Hier aussi n’a pas été en reste de cette dynamique puisque des milliers de personnes ont investi la rue pour crier, haut et fort, leur ras-le-bol contre le régime. La marche de vendredi dans la capitale du Djurdjura demeure incontestablement l’un des rendez-vous les plus populaires dans la région. Des citoyens des différentes localités prennent part, dans une ambiance de contestation, à cette manifestation qui se veut comme un véritable moyen de pression pour aboutir au changement du régime, réclamé depuis plus de deux ans par le hirak. Les marcheurs ont ainsi scandé, à gorge déployée, les multiples slogans de ce mouvement populaire. «Madania Matchi Askaria !» (Etat civil et non militaire) est revenu comme l’un des slogans implacables de la foule, qui n’a, malgré une légère baisse du nombre de participants par rapport au vendredi précédant, pas cessé de stigmatiser les décideurs, dont l’actuel président de la République, les généraux et les services de renseignement accusés d’être à l’origine de tous les maux qui rongent le pays. «Ils ont tout bradé. Ils doivent partir avant qu’il ne soit trop tard», clame un marcheur. Sur une banderole mise en avant d’un autre carré est mentionné : «Non à la soumission et non à la trahison». Des slogans qui réaffirment le rejet du scrutin prochain. Toutefois, les mots d’ordre changent d’un carré à l’autre. Nous avons, en outre, remarqué des manifestants mettre en avant un étendard sur lequel était écrit : «Ni islamique, ni laïque, il y a un peuple opprimé par la mafia».
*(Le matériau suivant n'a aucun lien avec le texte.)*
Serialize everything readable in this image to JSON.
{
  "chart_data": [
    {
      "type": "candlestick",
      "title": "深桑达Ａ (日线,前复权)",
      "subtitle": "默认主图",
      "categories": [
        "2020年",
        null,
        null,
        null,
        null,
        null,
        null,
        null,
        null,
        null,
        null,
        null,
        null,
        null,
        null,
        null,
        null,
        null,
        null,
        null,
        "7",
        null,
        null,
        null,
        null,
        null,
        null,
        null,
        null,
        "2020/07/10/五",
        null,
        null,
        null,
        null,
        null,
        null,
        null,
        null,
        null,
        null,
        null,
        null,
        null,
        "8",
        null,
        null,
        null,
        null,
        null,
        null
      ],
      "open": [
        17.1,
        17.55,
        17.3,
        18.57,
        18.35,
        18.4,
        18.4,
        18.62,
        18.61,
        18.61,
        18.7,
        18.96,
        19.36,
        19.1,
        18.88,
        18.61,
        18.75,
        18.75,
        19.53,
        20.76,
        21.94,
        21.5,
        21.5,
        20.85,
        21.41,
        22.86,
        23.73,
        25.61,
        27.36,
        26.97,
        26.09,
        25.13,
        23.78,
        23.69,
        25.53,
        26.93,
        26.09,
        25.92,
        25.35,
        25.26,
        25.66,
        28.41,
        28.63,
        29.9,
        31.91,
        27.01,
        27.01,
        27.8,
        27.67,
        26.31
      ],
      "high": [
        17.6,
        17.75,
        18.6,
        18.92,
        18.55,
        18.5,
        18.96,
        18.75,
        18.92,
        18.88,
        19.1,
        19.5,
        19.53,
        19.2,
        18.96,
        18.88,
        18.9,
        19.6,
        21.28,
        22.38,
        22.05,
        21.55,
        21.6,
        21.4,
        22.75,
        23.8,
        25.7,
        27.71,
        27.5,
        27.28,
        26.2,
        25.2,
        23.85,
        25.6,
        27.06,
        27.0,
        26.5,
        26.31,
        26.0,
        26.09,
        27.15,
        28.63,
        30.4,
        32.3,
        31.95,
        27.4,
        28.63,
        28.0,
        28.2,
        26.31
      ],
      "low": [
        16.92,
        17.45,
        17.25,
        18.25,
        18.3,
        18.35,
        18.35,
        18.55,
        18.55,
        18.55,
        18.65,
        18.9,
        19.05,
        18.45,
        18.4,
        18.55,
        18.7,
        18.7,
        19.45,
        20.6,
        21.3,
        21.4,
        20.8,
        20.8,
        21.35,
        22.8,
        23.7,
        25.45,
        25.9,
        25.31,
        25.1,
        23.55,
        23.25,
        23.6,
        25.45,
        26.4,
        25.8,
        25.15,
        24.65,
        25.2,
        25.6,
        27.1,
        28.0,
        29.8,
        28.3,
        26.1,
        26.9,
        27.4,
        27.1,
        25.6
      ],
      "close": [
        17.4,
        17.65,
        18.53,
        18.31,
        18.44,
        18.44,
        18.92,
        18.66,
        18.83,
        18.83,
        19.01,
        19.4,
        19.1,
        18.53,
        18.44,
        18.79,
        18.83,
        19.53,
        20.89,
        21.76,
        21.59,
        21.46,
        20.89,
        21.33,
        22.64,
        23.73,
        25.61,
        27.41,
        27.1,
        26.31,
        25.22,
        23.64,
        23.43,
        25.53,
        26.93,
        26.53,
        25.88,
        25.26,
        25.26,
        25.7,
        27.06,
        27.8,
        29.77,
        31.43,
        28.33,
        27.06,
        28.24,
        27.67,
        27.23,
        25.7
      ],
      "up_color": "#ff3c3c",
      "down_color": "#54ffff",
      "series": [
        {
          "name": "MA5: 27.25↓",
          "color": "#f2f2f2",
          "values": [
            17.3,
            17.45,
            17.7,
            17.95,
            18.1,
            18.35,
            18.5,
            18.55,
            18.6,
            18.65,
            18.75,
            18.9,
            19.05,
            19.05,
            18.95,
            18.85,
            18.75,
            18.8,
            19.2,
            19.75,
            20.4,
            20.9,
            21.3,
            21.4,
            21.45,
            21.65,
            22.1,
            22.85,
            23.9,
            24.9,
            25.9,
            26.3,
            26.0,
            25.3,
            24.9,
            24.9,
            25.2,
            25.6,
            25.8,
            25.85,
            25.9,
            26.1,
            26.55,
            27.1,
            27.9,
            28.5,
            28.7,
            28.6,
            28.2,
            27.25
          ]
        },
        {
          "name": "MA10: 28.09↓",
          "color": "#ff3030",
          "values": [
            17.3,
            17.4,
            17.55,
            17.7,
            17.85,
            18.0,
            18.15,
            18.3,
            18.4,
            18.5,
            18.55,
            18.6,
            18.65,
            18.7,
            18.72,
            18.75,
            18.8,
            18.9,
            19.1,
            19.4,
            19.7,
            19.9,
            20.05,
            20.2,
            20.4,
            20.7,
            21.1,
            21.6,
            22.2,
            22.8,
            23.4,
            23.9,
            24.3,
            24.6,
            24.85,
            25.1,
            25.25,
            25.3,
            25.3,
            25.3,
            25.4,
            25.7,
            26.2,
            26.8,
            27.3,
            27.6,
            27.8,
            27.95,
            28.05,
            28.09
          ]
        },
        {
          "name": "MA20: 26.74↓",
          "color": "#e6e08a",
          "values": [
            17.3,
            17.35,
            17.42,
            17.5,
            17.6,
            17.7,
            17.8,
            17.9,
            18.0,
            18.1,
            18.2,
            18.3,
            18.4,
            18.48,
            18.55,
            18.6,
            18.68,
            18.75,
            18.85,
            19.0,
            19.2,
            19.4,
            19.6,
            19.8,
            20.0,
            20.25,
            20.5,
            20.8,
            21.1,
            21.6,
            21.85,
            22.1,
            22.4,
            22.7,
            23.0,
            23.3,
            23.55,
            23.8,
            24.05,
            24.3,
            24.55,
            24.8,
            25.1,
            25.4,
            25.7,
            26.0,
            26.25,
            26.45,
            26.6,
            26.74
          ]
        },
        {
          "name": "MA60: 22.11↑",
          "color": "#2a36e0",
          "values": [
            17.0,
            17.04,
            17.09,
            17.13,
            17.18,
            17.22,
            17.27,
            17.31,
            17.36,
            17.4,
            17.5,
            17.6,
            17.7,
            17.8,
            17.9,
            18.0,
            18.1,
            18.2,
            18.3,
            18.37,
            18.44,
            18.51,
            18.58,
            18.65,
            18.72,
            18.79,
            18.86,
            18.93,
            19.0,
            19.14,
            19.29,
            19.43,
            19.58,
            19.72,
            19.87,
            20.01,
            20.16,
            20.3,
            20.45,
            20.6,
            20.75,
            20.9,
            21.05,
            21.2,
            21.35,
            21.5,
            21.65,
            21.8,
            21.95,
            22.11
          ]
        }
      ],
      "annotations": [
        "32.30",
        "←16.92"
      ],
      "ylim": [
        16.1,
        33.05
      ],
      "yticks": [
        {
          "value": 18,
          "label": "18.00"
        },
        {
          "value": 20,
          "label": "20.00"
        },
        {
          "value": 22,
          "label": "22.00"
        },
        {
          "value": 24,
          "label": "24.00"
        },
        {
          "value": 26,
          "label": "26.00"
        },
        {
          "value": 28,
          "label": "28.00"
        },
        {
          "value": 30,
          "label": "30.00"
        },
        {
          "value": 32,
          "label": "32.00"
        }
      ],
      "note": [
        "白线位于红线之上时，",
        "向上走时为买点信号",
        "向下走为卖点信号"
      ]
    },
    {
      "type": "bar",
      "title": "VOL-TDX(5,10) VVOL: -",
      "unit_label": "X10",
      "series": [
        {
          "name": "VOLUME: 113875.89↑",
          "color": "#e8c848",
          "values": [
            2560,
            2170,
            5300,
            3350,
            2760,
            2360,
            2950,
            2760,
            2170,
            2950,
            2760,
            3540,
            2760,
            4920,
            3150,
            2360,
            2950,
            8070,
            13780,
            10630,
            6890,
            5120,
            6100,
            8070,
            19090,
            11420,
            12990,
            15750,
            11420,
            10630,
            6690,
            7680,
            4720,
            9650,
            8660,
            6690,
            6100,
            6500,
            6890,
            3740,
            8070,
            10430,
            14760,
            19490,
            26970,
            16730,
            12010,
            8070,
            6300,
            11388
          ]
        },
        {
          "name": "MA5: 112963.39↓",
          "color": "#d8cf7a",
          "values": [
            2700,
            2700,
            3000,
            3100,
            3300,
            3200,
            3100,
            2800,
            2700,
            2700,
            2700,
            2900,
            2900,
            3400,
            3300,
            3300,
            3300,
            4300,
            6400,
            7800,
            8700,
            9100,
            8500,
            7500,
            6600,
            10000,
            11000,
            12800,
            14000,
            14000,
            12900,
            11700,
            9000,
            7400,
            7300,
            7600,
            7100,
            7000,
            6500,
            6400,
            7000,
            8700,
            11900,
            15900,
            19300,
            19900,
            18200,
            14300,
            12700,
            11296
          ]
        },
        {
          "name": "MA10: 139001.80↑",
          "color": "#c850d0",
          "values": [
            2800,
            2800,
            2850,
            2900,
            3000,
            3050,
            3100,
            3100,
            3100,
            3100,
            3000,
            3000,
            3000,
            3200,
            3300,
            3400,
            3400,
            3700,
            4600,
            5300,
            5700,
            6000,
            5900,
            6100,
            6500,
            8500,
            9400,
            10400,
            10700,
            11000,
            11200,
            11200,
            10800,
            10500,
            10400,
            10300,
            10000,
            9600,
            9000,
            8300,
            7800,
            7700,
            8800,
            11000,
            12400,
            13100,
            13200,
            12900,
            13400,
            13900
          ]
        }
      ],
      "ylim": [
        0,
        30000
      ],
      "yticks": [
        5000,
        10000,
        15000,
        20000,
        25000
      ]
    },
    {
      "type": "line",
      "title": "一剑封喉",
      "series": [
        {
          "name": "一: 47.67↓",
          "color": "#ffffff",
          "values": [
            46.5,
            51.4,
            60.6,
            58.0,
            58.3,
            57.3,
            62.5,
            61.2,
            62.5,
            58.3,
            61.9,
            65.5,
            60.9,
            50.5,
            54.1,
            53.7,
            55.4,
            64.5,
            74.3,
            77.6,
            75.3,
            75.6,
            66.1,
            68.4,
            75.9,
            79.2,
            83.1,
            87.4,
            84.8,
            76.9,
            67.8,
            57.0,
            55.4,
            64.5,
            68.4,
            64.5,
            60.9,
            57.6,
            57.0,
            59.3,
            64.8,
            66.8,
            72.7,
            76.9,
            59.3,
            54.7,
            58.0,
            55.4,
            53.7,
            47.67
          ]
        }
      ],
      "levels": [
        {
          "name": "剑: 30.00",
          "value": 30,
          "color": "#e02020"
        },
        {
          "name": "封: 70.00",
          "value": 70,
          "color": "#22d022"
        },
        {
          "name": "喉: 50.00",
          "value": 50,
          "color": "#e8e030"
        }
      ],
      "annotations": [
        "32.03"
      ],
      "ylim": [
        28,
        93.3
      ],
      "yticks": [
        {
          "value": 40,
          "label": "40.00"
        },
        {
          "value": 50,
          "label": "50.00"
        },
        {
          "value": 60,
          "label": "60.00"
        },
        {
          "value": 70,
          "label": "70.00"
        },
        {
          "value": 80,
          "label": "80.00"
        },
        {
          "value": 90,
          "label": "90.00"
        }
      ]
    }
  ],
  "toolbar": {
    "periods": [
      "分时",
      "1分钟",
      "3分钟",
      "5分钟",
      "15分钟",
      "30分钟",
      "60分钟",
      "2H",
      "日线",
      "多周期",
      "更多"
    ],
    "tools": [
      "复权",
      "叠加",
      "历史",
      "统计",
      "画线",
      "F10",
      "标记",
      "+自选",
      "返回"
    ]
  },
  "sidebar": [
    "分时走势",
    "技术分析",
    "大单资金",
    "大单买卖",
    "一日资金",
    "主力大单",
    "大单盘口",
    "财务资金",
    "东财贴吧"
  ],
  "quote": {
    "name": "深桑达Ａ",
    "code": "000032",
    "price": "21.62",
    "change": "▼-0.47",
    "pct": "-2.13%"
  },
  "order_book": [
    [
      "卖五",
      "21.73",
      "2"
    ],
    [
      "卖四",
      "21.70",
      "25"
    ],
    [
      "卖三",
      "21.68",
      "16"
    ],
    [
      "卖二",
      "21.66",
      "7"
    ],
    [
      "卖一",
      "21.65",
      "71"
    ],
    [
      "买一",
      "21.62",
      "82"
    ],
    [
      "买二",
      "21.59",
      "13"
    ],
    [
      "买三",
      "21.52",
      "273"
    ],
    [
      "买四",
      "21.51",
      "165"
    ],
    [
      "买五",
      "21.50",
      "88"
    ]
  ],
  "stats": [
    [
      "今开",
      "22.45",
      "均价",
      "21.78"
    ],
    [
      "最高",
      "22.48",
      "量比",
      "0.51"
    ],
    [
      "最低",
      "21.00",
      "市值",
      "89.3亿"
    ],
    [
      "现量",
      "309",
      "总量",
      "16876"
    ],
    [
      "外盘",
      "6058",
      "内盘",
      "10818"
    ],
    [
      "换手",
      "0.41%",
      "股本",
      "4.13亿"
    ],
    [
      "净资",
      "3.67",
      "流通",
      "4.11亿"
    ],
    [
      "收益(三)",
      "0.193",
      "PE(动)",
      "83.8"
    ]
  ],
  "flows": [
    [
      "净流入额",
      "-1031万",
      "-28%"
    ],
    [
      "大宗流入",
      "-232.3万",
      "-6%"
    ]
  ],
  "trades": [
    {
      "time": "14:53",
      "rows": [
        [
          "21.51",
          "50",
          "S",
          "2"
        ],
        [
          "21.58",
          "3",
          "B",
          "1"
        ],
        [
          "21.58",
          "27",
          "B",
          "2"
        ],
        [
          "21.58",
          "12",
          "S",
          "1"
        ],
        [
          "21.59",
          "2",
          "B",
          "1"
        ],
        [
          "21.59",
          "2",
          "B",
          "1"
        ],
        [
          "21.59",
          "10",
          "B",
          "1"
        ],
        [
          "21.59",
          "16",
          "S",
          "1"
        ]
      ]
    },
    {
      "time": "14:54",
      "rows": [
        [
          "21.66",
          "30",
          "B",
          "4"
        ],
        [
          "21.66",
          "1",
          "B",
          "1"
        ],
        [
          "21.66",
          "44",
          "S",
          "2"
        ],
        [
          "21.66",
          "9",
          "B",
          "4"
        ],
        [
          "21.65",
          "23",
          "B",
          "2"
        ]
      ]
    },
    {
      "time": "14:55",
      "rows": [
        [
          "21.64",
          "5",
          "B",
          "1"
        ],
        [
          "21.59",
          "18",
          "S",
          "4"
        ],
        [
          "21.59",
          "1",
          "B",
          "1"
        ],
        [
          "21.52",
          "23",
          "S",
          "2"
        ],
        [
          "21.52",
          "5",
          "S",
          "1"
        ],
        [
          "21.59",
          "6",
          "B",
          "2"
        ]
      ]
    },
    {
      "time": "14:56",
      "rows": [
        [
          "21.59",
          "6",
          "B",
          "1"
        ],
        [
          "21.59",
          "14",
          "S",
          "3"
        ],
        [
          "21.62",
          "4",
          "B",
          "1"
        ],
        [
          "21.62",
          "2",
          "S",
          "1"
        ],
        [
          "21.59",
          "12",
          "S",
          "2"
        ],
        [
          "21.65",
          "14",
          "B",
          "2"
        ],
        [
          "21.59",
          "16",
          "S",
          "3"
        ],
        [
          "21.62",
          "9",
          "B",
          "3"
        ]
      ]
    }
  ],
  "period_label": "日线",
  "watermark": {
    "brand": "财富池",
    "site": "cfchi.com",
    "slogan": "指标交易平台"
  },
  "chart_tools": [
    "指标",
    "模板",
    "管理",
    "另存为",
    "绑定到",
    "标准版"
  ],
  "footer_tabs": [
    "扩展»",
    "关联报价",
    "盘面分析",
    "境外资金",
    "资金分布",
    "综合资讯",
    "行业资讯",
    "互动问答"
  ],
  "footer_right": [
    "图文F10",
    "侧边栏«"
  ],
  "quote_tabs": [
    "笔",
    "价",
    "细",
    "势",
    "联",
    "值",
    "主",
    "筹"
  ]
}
Des panneaux en contreplaqué ont été également hissés par des marcheurs qui veulent exprimer leur colère devant, disent-ils, «l’entêtement» du pouvoir à répondre aux revendications du mouvement populaire. «Anelhu Anelhu Arma Yeghli Udavu» (Nous marcherons jusqu’au départ du régime), lance un manifestant qui a martelé que «l’Algérie est une grande zone d’ombre politique que la Révolution illuminera». «Non à la liberté de tuer la liberté. Les comploteurs sont ceux qui crient au complot», a-t-il écrit aussi sur une pancarte qu’il a brandie tout au long de l’itinéraire de la marche, au cours de laquelle la procession a réclamé, encore une fois, la libération des détenus du hirak qui sont toujours emprisonnés. «Libérez les détenus, libérez la justice !», sont, entre autres, les slogans repris en chœur par les participants à la marche d’hier dans la ville de Tizi Ouzou.